Ele observa que as manifestações públicas e a transferência bancária de pai para filho são regulares e não provam crime. “O processo penal não pode se tornar um instrumento de punição antecipada, especialmente quando se trata de restrições a direitos como liberdade e intimidade. Uma Justiça que preza pelo devido processo legal deve agir com equilíbrio e proporcionalidade”, diz.
Na perspectiva de Chemim, a validade das medidas cautelares depende da comprovação de que as ações de Bolsonaro comprometeriam o julgamento da ação penal em curso.
“A decisão sustenta que Jair Bolsonaro, ao induzir ou apoiar articulações estrangeiras com o objetivo de constranger o Supremo Tribunal Federal, estaria tentando frustrar o julgamento da Ação Penal 2668. Se comprovado que tais condutas configuram coação no curso do processo, elas podem, sim, ser compreendidas como obstáculo direto à aplicação da lei penal. Isso porque a coação busca desestabilizar o processo, intimidar seus agentes e desviar o curso da jurisdição penal, o que justifica, em tese, o uso de medidas cautelares para preservar a eficácia do julgamento”, comenta.
Katia Magalhães diz que nem sequer há indícios de um ato que justifique qualquer medida restritiva. “Como a PGR não comprovou qualquer ato de violência efetiva por parte de Bolsonaro, ou da iminência de comprometimento às evidências do processo, as cautelares decretadas por Moraes são abusivas. Tornam a criminalizar meras opiniões, e, nesse caso específico, o uso, por Bolsonaro, de seus recursos financeiros, o que beira a insanidade!”, critica.

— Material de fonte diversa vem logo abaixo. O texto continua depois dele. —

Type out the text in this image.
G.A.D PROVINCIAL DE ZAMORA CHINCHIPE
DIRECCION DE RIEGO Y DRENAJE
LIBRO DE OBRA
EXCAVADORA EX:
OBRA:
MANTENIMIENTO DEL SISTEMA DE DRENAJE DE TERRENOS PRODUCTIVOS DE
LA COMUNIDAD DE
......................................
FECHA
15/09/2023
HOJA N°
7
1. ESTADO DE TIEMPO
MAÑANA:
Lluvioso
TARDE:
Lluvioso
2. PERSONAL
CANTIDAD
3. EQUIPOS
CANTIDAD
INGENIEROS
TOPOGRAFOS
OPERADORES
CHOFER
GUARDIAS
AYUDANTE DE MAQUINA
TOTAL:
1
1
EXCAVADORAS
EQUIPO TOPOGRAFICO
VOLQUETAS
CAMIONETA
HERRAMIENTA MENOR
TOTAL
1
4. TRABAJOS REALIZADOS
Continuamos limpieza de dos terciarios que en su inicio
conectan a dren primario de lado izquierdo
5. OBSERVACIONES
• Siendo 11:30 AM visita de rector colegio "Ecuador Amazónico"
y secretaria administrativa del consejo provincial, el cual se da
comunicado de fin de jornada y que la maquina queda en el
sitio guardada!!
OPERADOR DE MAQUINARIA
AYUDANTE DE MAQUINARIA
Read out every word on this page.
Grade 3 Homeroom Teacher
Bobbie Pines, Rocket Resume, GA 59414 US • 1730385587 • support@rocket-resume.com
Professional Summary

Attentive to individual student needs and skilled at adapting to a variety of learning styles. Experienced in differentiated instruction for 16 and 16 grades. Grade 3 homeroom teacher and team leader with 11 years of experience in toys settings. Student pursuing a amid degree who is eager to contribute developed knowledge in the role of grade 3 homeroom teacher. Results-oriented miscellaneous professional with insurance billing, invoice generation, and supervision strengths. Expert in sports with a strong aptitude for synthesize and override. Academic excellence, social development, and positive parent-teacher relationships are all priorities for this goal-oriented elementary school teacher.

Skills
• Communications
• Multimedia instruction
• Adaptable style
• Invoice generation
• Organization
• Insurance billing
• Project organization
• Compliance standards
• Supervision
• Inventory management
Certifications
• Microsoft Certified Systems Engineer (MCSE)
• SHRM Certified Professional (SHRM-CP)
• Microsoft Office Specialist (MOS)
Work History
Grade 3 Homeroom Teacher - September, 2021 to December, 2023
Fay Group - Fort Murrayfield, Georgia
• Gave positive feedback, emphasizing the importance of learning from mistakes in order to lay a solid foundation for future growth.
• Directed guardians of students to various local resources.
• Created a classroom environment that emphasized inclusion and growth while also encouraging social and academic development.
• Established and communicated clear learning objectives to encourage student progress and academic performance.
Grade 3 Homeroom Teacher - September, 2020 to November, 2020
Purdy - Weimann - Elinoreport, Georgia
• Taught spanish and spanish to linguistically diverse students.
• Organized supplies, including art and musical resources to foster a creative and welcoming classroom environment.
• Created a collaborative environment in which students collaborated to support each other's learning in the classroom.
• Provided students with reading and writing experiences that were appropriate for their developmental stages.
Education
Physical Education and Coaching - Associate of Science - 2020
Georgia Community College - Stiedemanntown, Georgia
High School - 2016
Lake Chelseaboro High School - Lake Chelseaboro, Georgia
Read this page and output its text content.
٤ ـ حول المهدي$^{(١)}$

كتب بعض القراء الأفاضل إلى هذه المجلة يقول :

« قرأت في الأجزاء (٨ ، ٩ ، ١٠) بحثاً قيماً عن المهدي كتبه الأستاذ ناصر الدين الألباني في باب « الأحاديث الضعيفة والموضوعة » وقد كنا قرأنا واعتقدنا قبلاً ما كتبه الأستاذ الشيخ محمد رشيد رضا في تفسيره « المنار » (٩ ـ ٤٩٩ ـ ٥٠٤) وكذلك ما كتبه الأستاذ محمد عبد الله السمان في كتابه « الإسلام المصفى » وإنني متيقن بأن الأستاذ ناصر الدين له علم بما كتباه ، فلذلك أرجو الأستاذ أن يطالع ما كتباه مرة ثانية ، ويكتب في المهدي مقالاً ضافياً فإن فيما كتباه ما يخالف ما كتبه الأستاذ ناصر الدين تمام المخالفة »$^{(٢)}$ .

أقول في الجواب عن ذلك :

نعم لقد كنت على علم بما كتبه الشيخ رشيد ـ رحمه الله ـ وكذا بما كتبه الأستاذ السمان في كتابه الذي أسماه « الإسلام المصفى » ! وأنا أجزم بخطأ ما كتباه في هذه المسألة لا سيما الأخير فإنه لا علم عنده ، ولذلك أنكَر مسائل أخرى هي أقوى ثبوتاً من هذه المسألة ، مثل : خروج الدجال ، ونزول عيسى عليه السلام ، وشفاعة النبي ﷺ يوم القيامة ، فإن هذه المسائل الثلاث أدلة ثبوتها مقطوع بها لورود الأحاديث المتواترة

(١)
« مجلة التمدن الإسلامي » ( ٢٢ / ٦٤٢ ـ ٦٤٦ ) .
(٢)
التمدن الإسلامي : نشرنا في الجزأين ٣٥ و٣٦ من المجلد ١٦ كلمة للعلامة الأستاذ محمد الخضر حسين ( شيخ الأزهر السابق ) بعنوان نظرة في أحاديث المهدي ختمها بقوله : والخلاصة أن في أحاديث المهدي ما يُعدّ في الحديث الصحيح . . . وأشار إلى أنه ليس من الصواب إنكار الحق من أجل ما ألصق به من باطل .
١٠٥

Ela recorda ainda que Bolsonaro perdeu o foro privilegiado e, antes de qualquer discussão sobre a decisão desta sexta, nem sequer poderia ser alvo de decisões do STF. “Muito menos em inquérito movido contra um terceiro (seu filho), e, menos ainda, em inquérito aberto de ofício, em nova violação ao princípio da inércia do Judiciário”, complementa.